In late April, the board recommended the trial resume and in July it was cleared by the FDA. Top-line data is expected sometime next year.

Early animal models showed CGF166 was effective in restoring the sensory cells and hearing.

GenVec is not the only company to use a gene therapy approach to treating hearing loss. Startup Decibel Therapeutics, headquartered in Massachusetts, is focusing on therapies that use gene-silencing technology RNA interference. Other companies in the field include Otonomy Inc. , Auris Medical , Autifony Therapeutics, and Audion Therapeutics. On Aug. 1, Otonomy announced the successful completion of a one-year, multiple-dose clinical safety trial of OTO-104 in patients with Ménière’s disease. In July, the U.S. Food and Drug Administration granted Fast Track Designation to Auris’ Keyzilen for acute peripheral tinnitus.

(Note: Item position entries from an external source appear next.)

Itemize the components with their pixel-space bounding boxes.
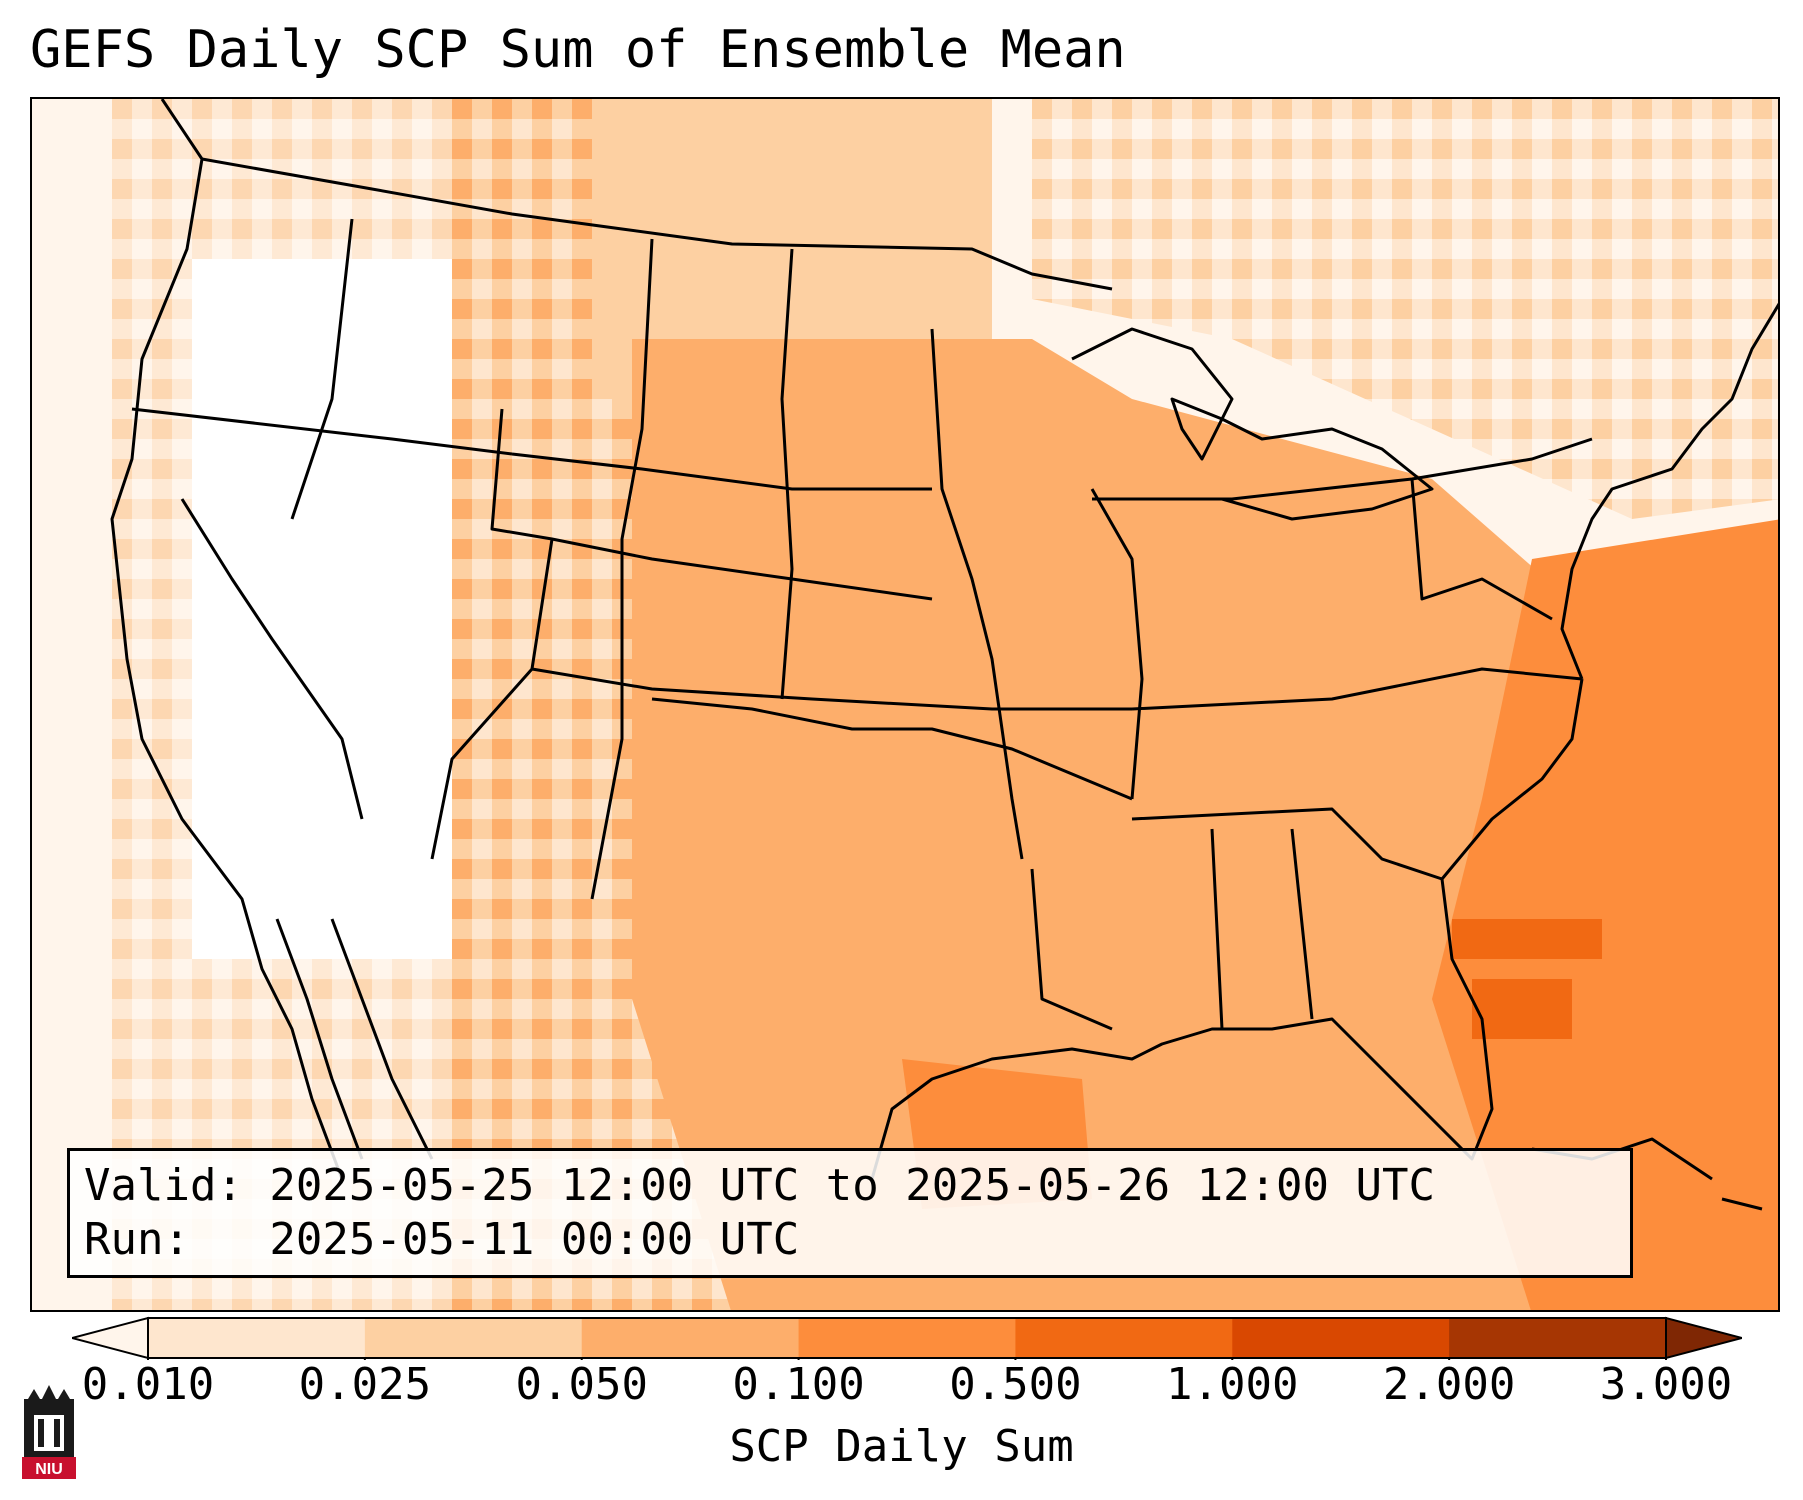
state-line-15 xyxy=(1410,478,1553,621)
colorbar-tick-label: 0.010 xyxy=(81,1359,215,1410)
colorbar-label: SCP Daily Sum xyxy=(729,1421,1074,1472)
field-atlantic xyxy=(1432,519,1778,1310)
colorbar-segment xyxy=(581,1318,800,1358)
colorbar xyxy=(72,1316,1742,1360)
colorbar-tick-label: 3.000 xyxy=(1599,1359,1733,1410)
state-line-4 xyxy=(430,408,554,860)
colorbar-extend-high xyxy=(1665,1316,1742,1360)
colorbar-segment xyxy=(364,1318,583,1358)
logo-text: NIU xyxy=(35,1461,63,1478)
colorbar-segment xyxy=(148,1318,366,1358)
state-line-10 xyxy=(651,697,1133,801)
colorbar-ticks xyxy=(147,1358,1667,1360)
state-line-9 xyxy=(531,667,1132,711)
great-lakes xyxy=(1071,327,1434,521)
colorbar-segment xyxy=(1015,1318,1233,1358)
colorbar-tick-label: 2.000 xyxy=(1382,1359,1516,1410)
state-line-18 xyxy=(1030,868,1113,1031)
run-time-text: Run: 2025-05-11 00:00 UTC xyxy=(84,1214,800,1265)
field-dry-southwest xyxy=(192,259,452,959)
valid-time-text: Valid: 2025-05-25 12:00 UTC to 2025-05-2… xyxy=(84,1160,1436,1211)
field-max-2 xyxy=(1472,979,1572,1039)
state-line-17 xyxy=(1210,828,1314,1030)
state-line-7 xyxy=(511,452,932,491)
colorbar-extend-low xyxy=(72,1316,149,1360)
state-line-16 xyxy=(1131,807,1443,881)
colorbar-segments xyxy=(148,1318,1667,1358)
east-coast xyxy=(1560,302,1778,680)
state-line-12 xyxy=(1090,488,1144,800)
map-title: GEFS Daily SCP Sum of Ensemble Mean xyxy=(30,20,1126,80)
colorbar-outline xyxy=(147,1317,1667,1359)
colorbar-tick-label: 1.000 xyxy=(1166,1359,1299,1410)
colorbar-tick-label: 0.100 xyxy=(732,1359,865,1410)
colorbar-segment xyxy=(1232,1318,1450,1358)
state-line-13 xyxy=(1131,667,1583,711)
map-outlines xyxy=(110,99,1778,1211)
colorbar-tick-label: 0.500 xyxy=(949,1359,1082,1410)
gulf-coast xyxy=(870,678,1584,1180)
state-line-3 xyxy=(290,218,354,520)
west-coast xyxy=(110,99,344,1180)
field-max-1 xyxy=(1452,919,1602,959)
forecast-map xyxy=(32,99,1778,1310)
field-canada-east xyxy=(1032,99,1778,519)
colorbar-segment xyxy=(1449,1318,1667,1358)
niu-logo: NIU xyxy=(22,1385,76,1479)
colorbar-segment xyxy=(798,1318,1016,1358)
valid-run-box: Valid: 2025-05-25 12:00 UTC to 2025-05-2… xyxy=(67,1148,1633,1278)
colorbar-tick-label: 0.050 xyxy=(515,1359,648,1410)
state-line-5 xyxy=(590,238,654,900)
state-line-11 xyxy=(930,328,1024,860)
state-line-1 xyxy=(131,407,513,456)
canada-border xyxy=(201,157,1113,291)
baja-peninsula xyxy=(275,918,434,1160)
state-line-2 xyxy=(180,498,364,820)
map-panel xyxy=(30,97,1780,1312)
state-line-6 xyxy=(780,248,794,700)
field-central-east xyxy=(632,339,1592,1310)
colorbar-tick-label: 0.025 xyxy=(298,1359,432,1410)
state-line-8 xyxy=(551,537,933,601)
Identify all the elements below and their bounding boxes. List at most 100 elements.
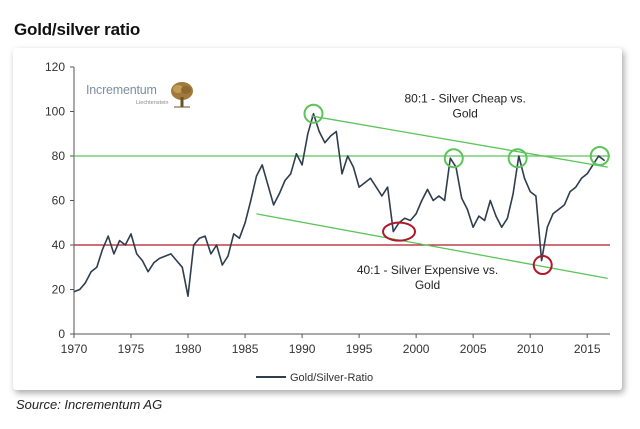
data-point [381,195,383,197]
data-point [329,135,332,137]
incrementum-logo: Incrementum Liechtenstein [86,81,198,117]
data-point [198,237,201,239]
data-point [444,199,446,202]
data-point [164,255,166,257]
data-point [535,195,537,197]
data-point [552,213,554,215]
x-tick-label-2005: 2005 [460,342,487,356]
y-tick-label-60: 60 [52,194,66,208]
upper-trendline [311,115,608,168]
tree-icon [171,82,193,108]
data-point [341,173,343,175]
data-point [290,173,292,175]
y-tick-label-120: 120 [45,60,65,74]
data-point [204,235,206,237]
data-point [335,130,337,133]
data-point [176,259,178,262]
data-point [284,179,286,182]
data-point [238,237,240,239]
silver-expensive-annotation: 40:1 - Silver Expensive vs. Gold [357,263,498,292]
data-point [364,182,366,184]
data-point [449,157,451,159]
data-point [426,188,429,190]
data-point [84,282,87,284]
data-point [244,222,246,224]
data-point [210,253,212,255]
data-point [409,219,412,222]
data-point [107,235,109,237]
data-point [501,226,503,228]
data-point [181,266,183,268]
data-point [569,191,571,193]
data-point [347,155,349,157]
x-tick-label-1970: 1970 [61,342,88,356]
data-point [466,208,469,210]
legend-label: Gold/Silver-Ratio [290,372,373,384]
silver-cheap-annotation: 80:1 - Silver Cheap vs. Gold [404,92,525,121]
x-tick-label-1980: 1980 [175,342,202,356]
data-point [250,199,252,202]
x-tick-label-1975: 1975 [118,342,145,356]
data-point [141,259,144,262]
data-point [113,253,115,255]
data-point [483,219,486,222]
data-point [170,253,172,255]
data-point [415,213,417,215]
data-point [375,186,377,188]
series-line-gold-silver-ratio [73,112,605,298]
data-point [563,204,565,206]
data-point [404,217,406,219]
x-tick-label-2015: 2015 [574,342,601,356]
data-point [147,271,149,273]
data-point [221,264,223,266]
data-point [215,244,218,246]
data-point [312,113,315,115]
x-tick-label-1990: 1990 [289,342,316,356]
data-point [540,259,543,262]
peak-2016-circle [589,146,610,166]
x-tick-label-1985: 1985 [232,342,259,356]
data-point [472,226,474,228]
page-title: Gold/silver ratio [14,20,141,39]
data-point [153,262,155,264]
y-tick-label-40: 40 [52,238,66,252]
trough-2011-circle [532,255,553,276]
data-point [438,195,440,197]
data-point [90,271,92,273]
data-point [432,199,434,202]
data-point [489,199,491,202]
data-point [586,173,588,175]
peak-2008-circle [507,148,528,169]
data-point [512,193,514,195]
x-tick-label-2010: 2010 [517,342,544,356]
trough-1998-circle [382,221,417,242]
data-point [392,231,394,233]
data-point [119,239,121,242]
peak-2003-circle [443,148,464,169]
data-point [495,215,497,217]
data-point [278,193,280,195]
data-point [73,291,75,293]
data-point [227,255,229,257]
data-point [352,166,355,168]
data-point [603,159,605,162]
data-point [597,155,600,157]
data-point [272,204,275,206]
y-tick-label-0: 0 [58,327,65,341]
x-tick-label-2000: 2000 [403,342,430,356]
data-point [187,295,189,297]
data-point [96,266,98,268]
data-point [307,133,309,135]
data-point [101,248,104,251]
data-point [580,177,583,179]
data-point [529,191,531,193]
data-point [301,164,303,166]
data-point [136,253,138,255]
data-point [261,164,263,166]
data-point [358,186,360,188]
data-point [421,199,423,202]
data-point [387,186,389,188]
logo-subtitle: Liechtenstein [136,100,169,106]
data-point [318,130,320,133]
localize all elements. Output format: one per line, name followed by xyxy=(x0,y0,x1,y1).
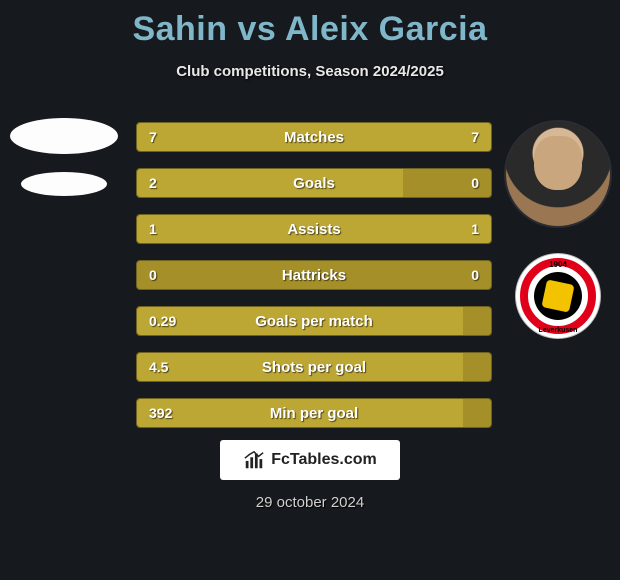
brand-text: FcTables.com xyxy=(271,451,377,469)
badge-lion-icon xyxy=(541,279,574,312)
player2-photo xyxy=(506,122,610,226)
stat-row: 4.5Shots per goal xyxy=(136,352,492,382)
subtitle: Club competitions, Season 2024/2025 xyxy=(0,63,620,80)
stat-label: Shots per goal xyxy=(137,353,491,381)
stat-value-right: 7 xyxy=(471,123,479,151)
player1-club-placeholder xyxy=(21,172,107,196)
stat-row: 392Min per goal xyxy=(136,398,492,428)
stat-value-right: 0 xyxy=(471,169,479,197)
brand-logo: FcTables.com xyxy=(220,440,400,480)
stat-row: 0.29Goals per match xyxy=(136,306,492,336)
chart-icon xyxy=(243,449,265,471)
badge-club-name: Leverkusen xyxy=(516,327,600,334)
stat-row: 2Goals0 xyxy=(136,168,492,198)
stat-label: Hattricks xyxy=(137,261,491,289)
stat-value-right: 1 xyxy=(471,215,479,243)
stat-label: Assists xyxy=(137,215,491,243)
stat-row: 7Matches7 xyxy=(136,122,492,152)
stat-value-right: 0 xyxy=(471,261,479,289)
stat-label: Min per goal xyxy=(137,399,491,427)
player-right-column: 1904 Leverkusen xyxy=(500,122,616,338)
player-left-column xyxy=(4,118,124,214)
page-title: Sahin vs Aleix Garcia xyxy=(0,0,620,49)
stat-label: Goals xyxy=(137,169,491,197)
stat-row: 1Assists1 xyxy=(136,214,492,244)
player1-photo-placeholder xyxy=(10,118,118,154)
stat-row: 0Hattricks0 xyxy=(136,260,492,290)
player2-club-badge: 1904 Leverkusen xyxy=(516,254,600,338)
stats-bars: 7Matches72Goals01Assists10Hattricks00.29… xyxy=(136,122,492,444)
badge-year: 1904 xyxy=(516,260,600,269)
stat-label: Goals per match xyxy=(137,307,491,335)
snapshot-date: 29 october 2024 xyxy=(0,494,620,511)
stat-label: Matches xyxy=(137,123,491,151)
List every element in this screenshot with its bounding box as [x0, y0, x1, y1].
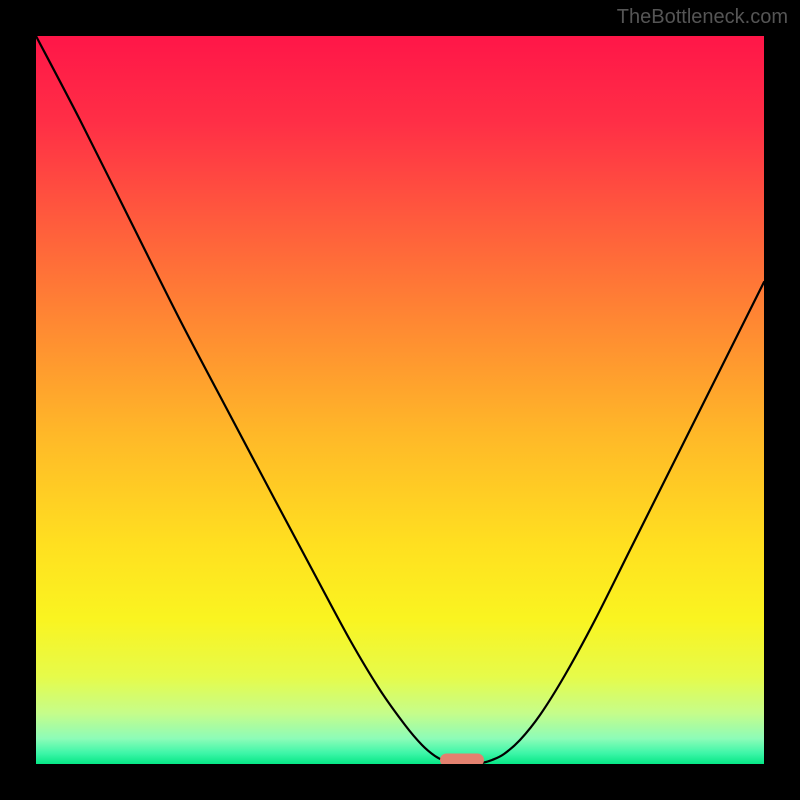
bottleneck-chart	[0, 0, 800, 800]
watermark-text: TheBottleneck.com	[617, 6, 788, 29]
optimal-marker	[440, 754, 484, 767]
plot-background	[36, 36, 764, 764]
chart-container: TheBottleneck.com	[0, 0, 800, 800]
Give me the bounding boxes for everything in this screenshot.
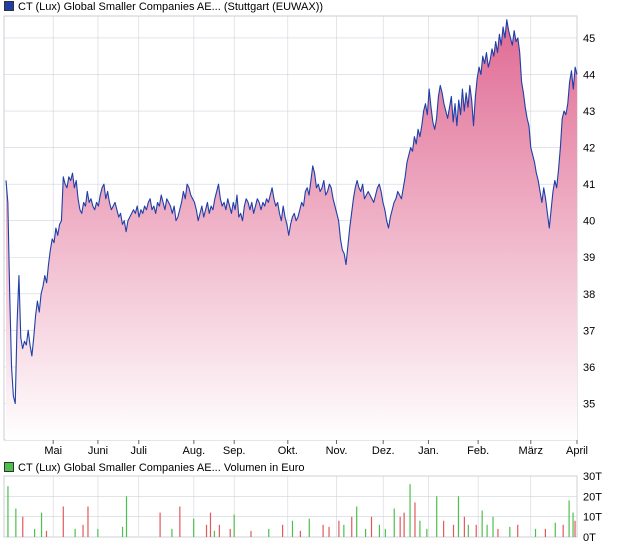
y-tick-label: 44: [583, 69, 595, 81]
price-area: [6, 19, 577, 440]
price-legend-label: CT (Lux) Global Smaller Companies AE... …: [18, 1, 324, 13]
x-tick-label: Okt.: [278, 445, 298, 457]
volume-tick-label: 20T: [583, 491, 602, 503]
price-line: [5, 19, 578, 404]
x-tick-label: Juli: [131, 445, 148, 457]
y-tick-label: 42: [583, 143, 595, 155]
volume-plot-area: [3, 475, 578, 538]
y-tick-label: 43: [583, 106, 595, 118]
x-tick-label: Juni: [88, 445, 108, 457]
x-tick-label: Nov.: [326, 445, 348, 457]
y-tick-label: 35: [583, 398, 595, 410]
volume-tick-label: 30T: [583, 471, 602, 483]
x-tick-label: März: [519, 445, 543, 457]
y-tick-label: 39: [583, 252, 595, 264]
y-tick-label: 41: [583, 179, 595, 191]
volume-legend-label: CT (Lux) Global Smaller Companies AE... …: [18, 462, 305, 474]
price-legend-swatch: [4, 1, 14, 11]
x-tick-label: Mai: [44, 445, 62, 457]
price-panel: 35 36 37 38 39 40 41 42 43 44 45 Mai Juni Juli Aug. Sep…: [3, 15, 595, 457]
y-tick-label: 37: [583, 325, 595, 337]
x-tick-label: Dez.: [372, 445, 395, 457]
x-tick-label: Aug.: [183, 445, 206, 457]
volume-legend: CT (Lux) Global Smaller Companies AE... …: [4, 462, 305, 475]
y-tick-label: 40: [583, 216, 595, 228]
x-tick-label: Jan.: [418, 445, 439, 457]
volume-tick-label: 10T: [583, 512, 602, 524]
y-tick-label: 45: [583, 33, 595, 45]
volume-legend-swatch: [4, 462, 14, 472]
volume-panel: 0T 10T 20T 30T: [3, 471, 602, 544]
x-tick-label: April: [566, 445, 588, 457]
y-tick-label: 38: [583, 289, 595, 301]
volume-tick-label: 0T: [583, 532, 596, 544]
price-legend: CT (Lux) Global Smaller Companies AE... …: [4, 1, 323, 14]
x-tick-label: Feb.: [467, 445, 489, 457]
y-tick-label: 36: [583, 362, 595, 374]
x-tick-label: Sep.: [223, 445, 246, 457]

GenVec and Novartis struck their partnership in 2010. The deal has the potential to earn GenVec up to $213 million. In addition to the $5 million upfront payment from Novartis, GenVec received $8 million in a milestone payment after the first patient was dosed with the drug in 2014, the company said. It anticipates the next milestone payment will occur following the dosing of the first patient in a Phase IIB study of the experimental drug, the company said on its website.

In addition to hearing loss, GenVec is also developing a vaccine candidate for Respiratory Syncytial Virus (RSV). Currently, there is no preventive vaccine available. According to the company, in preclinical testing, GenVec's RSV vaccine candidate, GV2311, produced broad, durable RSV virus neutralization in animal models.